Darapladib is a selective LpPLA2 inhibitor under development by GlaxoSmithKline (GSK). The drug is targeted at coronary heart disease (CHD) and is in Phase III development. Darapladib symbolises a new class of therapeutic agents that target atherosclerosis, the leading cause of CHD.
Coronary heart disease
CHD is caused by a condition known as atherosclerosis. The condition occurs when a fatty material, calcium and scar tissue or plaque (soft interior consisting of cholesterol) forms in the coronary arteries.
As a result the arteries become narrow, decreasing the flow of oxygen-carrying blood to the heart. When blood flow decreases or stops it leads to chest pain, shortness of breath, heart attack and other conditions.
CHD is caused by various factors. People who have had incidence of CHD in their family are more at risk. Other factors include high cholesterol levels, high blood pressure, smoking, diabetes, lack of exercise, high-fat diet and emotional stress. CHD is also known as coronary artery disease.
CHD is the leading cause of death in men and women in the US. It is estimated that about 7.2 million people die every year from the disease worldwide. With more people leading a sedentary lifestyle and following a high-fat diet, the incidence of CHD is at an all-time high.
Darapladib as a treatment for CHD
Darapladib is an anti-atherosclerosis agent that inhibits the lipoprotein-associated phospholipase A2 (Lp-PLA2) enzyme. Despite using a wide range of cholesterol-lowering drugs, many people continue to be at risk of developing CHD and suffer heart attacks and stroke.
Research has indicated that presence of high levels of Lp-PLA2 in the coronary plaques formed due to atherosclerosis is responsible for the increase in the incidence of CHD. The Lp-PLA2 enzyme is present in large quantities in the blood and necrotic core of plaques. The enzyme plays a major role in the inflammation of plaques, putting them at risk of rupture, which leads to heart attacks and strokes.
Darapladib works to inhibit the activity of the Lp-PLA2 enzyme. It helps in preventing the expansion of the necrotic core of plaques, safeguarding them from rupture. This, in turn, helps lower the risk of CHD and other coronary diseases.

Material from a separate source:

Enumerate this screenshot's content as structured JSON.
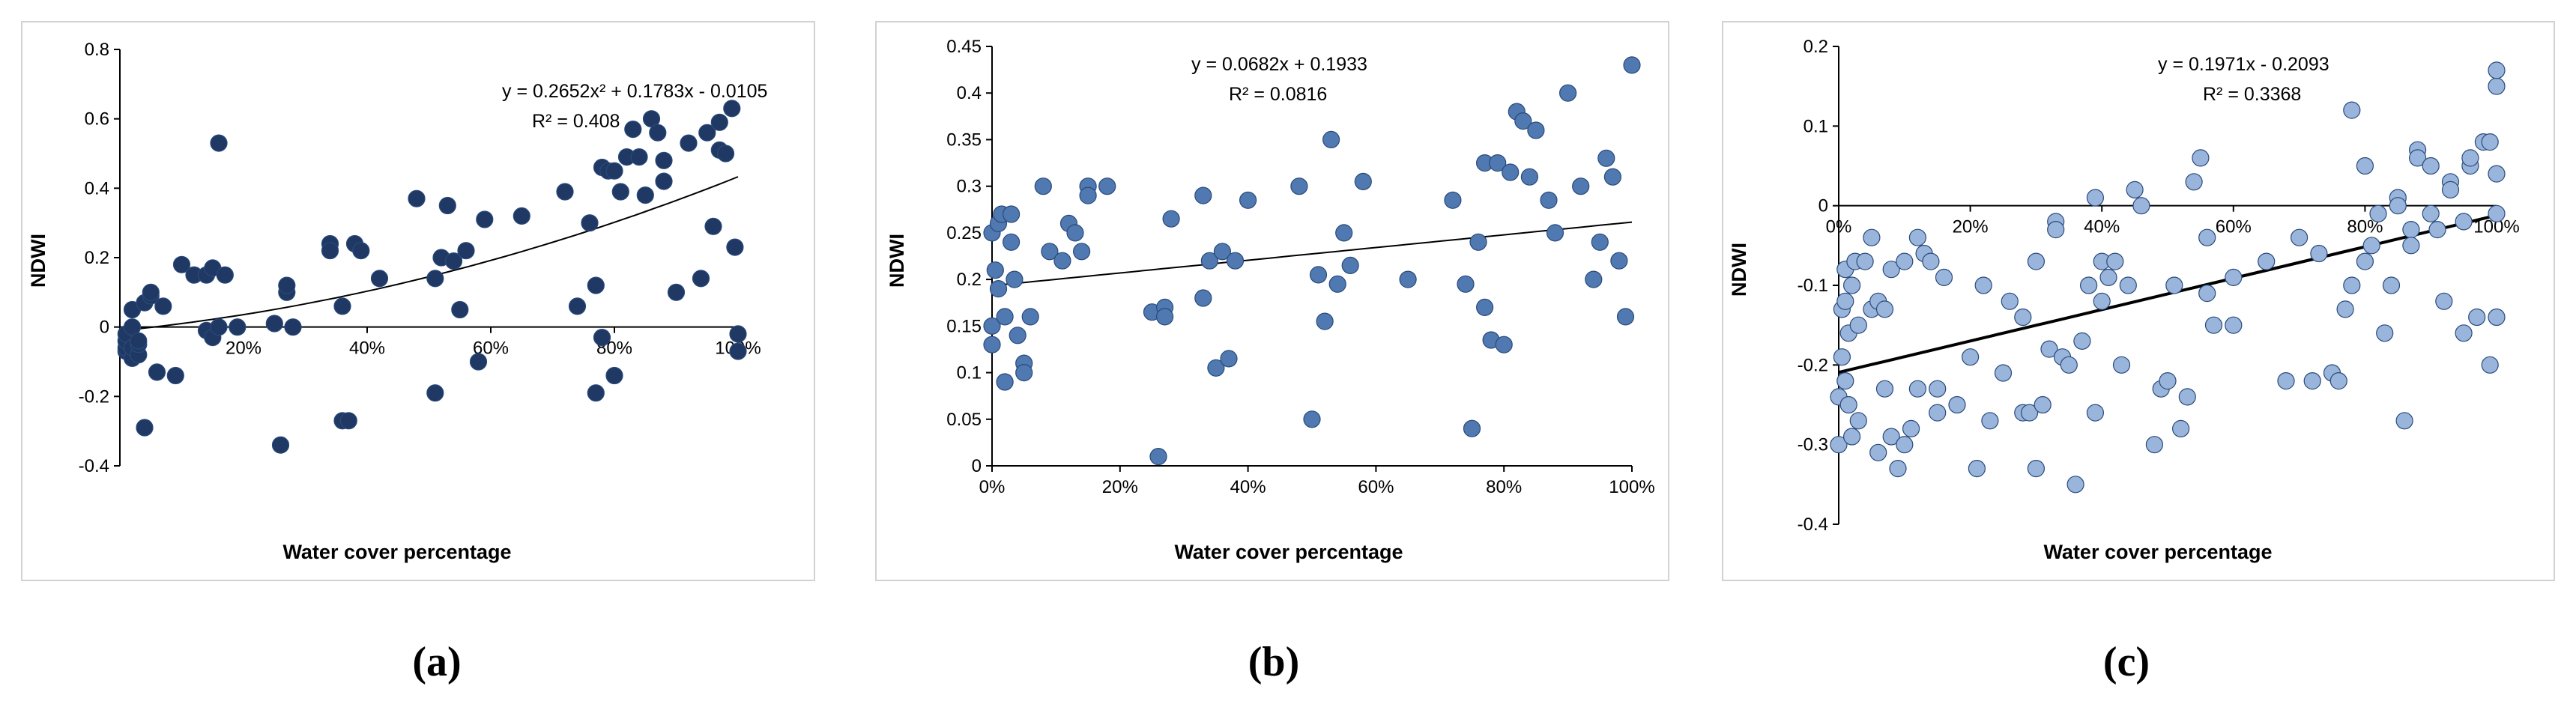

Clinical trials demonstrate darapladib’s potential
In December 2009, GSK announced that it has initiated a second Phase III clinical study to test the safety and efficacy of darapladib in treating acute coronary syndrome (ACS). Lack of sufficient blood to the heart of ischemia is the cause of ACS.
The Phase III randomised, placebo-controlled, double-blind study, The Stabilisation of pLaque Using darapladib -Thrombolysis In Myocardial Infarction 52 (SOLID-TIMI 52), will include 11,500 patients from 40 countries.

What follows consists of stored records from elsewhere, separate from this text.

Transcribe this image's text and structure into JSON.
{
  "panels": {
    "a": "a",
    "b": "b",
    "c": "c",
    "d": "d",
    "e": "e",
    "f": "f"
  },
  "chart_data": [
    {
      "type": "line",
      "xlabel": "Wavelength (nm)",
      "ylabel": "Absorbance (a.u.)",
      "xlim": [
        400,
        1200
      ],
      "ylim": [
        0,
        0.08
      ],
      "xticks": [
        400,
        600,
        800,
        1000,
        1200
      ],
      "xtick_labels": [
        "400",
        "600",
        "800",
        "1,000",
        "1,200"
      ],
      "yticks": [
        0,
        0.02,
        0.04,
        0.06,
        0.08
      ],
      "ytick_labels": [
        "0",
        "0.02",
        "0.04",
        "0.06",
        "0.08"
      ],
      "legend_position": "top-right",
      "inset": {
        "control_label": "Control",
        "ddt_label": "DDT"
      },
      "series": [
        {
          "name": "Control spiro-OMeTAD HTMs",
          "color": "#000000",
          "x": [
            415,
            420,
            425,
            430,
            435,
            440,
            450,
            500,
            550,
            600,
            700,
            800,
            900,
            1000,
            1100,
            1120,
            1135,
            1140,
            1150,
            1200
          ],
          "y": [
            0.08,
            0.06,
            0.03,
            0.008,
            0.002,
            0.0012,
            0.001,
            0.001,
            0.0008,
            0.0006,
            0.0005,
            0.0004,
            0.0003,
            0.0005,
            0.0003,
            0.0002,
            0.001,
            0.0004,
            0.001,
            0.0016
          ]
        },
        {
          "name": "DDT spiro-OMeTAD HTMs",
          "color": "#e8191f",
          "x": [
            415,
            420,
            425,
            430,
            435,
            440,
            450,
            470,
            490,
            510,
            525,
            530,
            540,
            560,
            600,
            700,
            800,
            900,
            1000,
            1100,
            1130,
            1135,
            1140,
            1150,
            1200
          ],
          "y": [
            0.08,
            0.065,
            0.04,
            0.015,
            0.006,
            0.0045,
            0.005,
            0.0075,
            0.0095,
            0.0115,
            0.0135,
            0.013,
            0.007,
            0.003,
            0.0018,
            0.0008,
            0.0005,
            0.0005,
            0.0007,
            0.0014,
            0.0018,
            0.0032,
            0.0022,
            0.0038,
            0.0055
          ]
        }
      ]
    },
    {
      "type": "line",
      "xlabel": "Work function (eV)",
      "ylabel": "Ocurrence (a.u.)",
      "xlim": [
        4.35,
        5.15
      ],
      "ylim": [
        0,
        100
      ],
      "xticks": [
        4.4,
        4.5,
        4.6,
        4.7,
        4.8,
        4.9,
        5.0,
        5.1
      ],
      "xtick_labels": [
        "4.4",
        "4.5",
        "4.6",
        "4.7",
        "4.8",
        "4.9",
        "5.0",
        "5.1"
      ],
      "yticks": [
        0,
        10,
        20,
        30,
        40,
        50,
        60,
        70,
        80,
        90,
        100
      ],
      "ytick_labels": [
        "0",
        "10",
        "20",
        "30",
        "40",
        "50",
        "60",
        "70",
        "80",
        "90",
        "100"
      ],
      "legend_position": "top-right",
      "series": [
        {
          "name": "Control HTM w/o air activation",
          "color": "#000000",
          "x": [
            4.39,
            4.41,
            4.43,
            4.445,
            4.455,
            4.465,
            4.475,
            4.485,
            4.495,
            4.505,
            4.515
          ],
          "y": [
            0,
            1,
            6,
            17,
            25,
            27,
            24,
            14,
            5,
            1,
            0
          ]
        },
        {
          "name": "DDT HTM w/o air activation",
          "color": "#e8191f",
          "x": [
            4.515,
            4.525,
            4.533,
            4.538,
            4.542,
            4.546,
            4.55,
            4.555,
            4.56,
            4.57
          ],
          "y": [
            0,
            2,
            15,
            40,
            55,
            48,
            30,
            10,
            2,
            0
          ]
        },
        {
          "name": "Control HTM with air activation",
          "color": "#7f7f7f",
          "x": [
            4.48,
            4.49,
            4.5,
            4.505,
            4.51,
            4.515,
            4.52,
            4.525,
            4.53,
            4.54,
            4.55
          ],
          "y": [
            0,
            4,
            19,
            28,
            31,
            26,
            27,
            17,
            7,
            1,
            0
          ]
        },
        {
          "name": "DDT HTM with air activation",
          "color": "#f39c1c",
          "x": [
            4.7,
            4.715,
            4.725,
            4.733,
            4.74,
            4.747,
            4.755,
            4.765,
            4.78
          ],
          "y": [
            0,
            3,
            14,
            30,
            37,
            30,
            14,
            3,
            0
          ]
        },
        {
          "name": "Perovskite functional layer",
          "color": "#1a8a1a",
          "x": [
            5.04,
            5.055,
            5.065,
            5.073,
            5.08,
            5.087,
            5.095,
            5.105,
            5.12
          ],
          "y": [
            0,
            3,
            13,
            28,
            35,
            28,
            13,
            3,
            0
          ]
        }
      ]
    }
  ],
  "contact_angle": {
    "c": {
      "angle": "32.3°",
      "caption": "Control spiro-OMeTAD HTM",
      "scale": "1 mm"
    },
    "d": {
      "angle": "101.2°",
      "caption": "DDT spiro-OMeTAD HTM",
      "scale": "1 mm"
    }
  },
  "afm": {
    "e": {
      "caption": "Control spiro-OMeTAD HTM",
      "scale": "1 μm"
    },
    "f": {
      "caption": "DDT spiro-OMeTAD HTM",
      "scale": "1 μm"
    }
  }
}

The first Phase III study, STabilisation of Atherosclerotic plaque By Initiation of darapLadIb TherapY (STABILITY), is testing the safety and efficacy of darapladib in people suffering from chronic coronary artery disease.
The STABILITY study is being conducted in men and women suffering with chronic CHD. The study was started in December 2009 with 15,000 people from 39 countries.

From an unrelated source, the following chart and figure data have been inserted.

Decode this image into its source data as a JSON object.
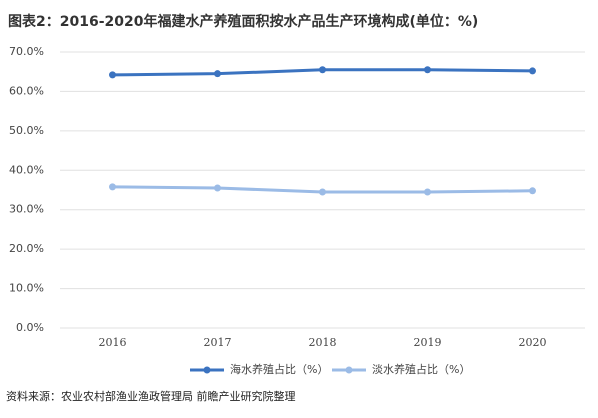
{
  "chart_data": {
    "type": "line",
    "title": "图表2：2016-2020年福建水产养殖面积按水产品生产环境构成(单位：%)",
    "source": "资料来源：农业农村部渔业渔政管理局 前瞻产业研究院整理",
    "categories": [
      "2016",
      "2017",
      "2018",
      "2019",
      "2020"
    ],
    "series": [
      {
        "name": "海水养殖占比（%）",
        "color": "#3b73c0",
        "values": [
          64.2,
          64.5,
          65.5,
          65.5,
          65.2
        ]
      },
      {
        "name": "淡水养殖占比（%）",
        "color": "#9bbbe6",
        "values": [
          35.8,
          35.5,
          34.5,
          34.5,
          34.8
        ]
      }
    ],
    "ylim": [
      0,
      70
    ],
    "yticks": [
      {
        "value": 0,
        "label": "0.0%"
      },
      {
        "value": 10,
        "label": "10.0%"
      },
      {
        "value": 20,
        "label": "20.0%"
      },
      {
        "value": 30,
        "label": "30.0%"
      },
      {
        "value": 40,
        "label": "40.0%"
      },
      {
        "value": 50,
        "label": "50.0%"
      },
      {
        "value": 60,
        "label": "60.0%"
      },
      {
        "value": 70,
        "label": "70.0%"
      }
    ],
    "grid": true,
    "legend": "bottom"
  }
}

Phase III trials for darapladib were initiated after positive results from a year-long Phase II clinical trial in September 2008. The Phase II study, Integrated Biomarkers and Imaging Study-2 (IBIS-2), was a one-year worldwide, randomised, placebo-controlled, parallel-group trial conducted in 330 individuals suffering from angiographically recognised CHD. The study showed that use of darapladib stopped extension of the necrotic core of plaques.
New approaches and several advances in cardiovascular medicine have not been able to address the increased deaths and risks posed by CHD. Darapladib presents a new approach towards treating CHD by addressing its main cause, atherosclerosis.
The drug is expected to be a substantial addition to GSK’s pipeline. If approved, darapladib will significantly boost GSK’s revenues and also have very few competitors in the market.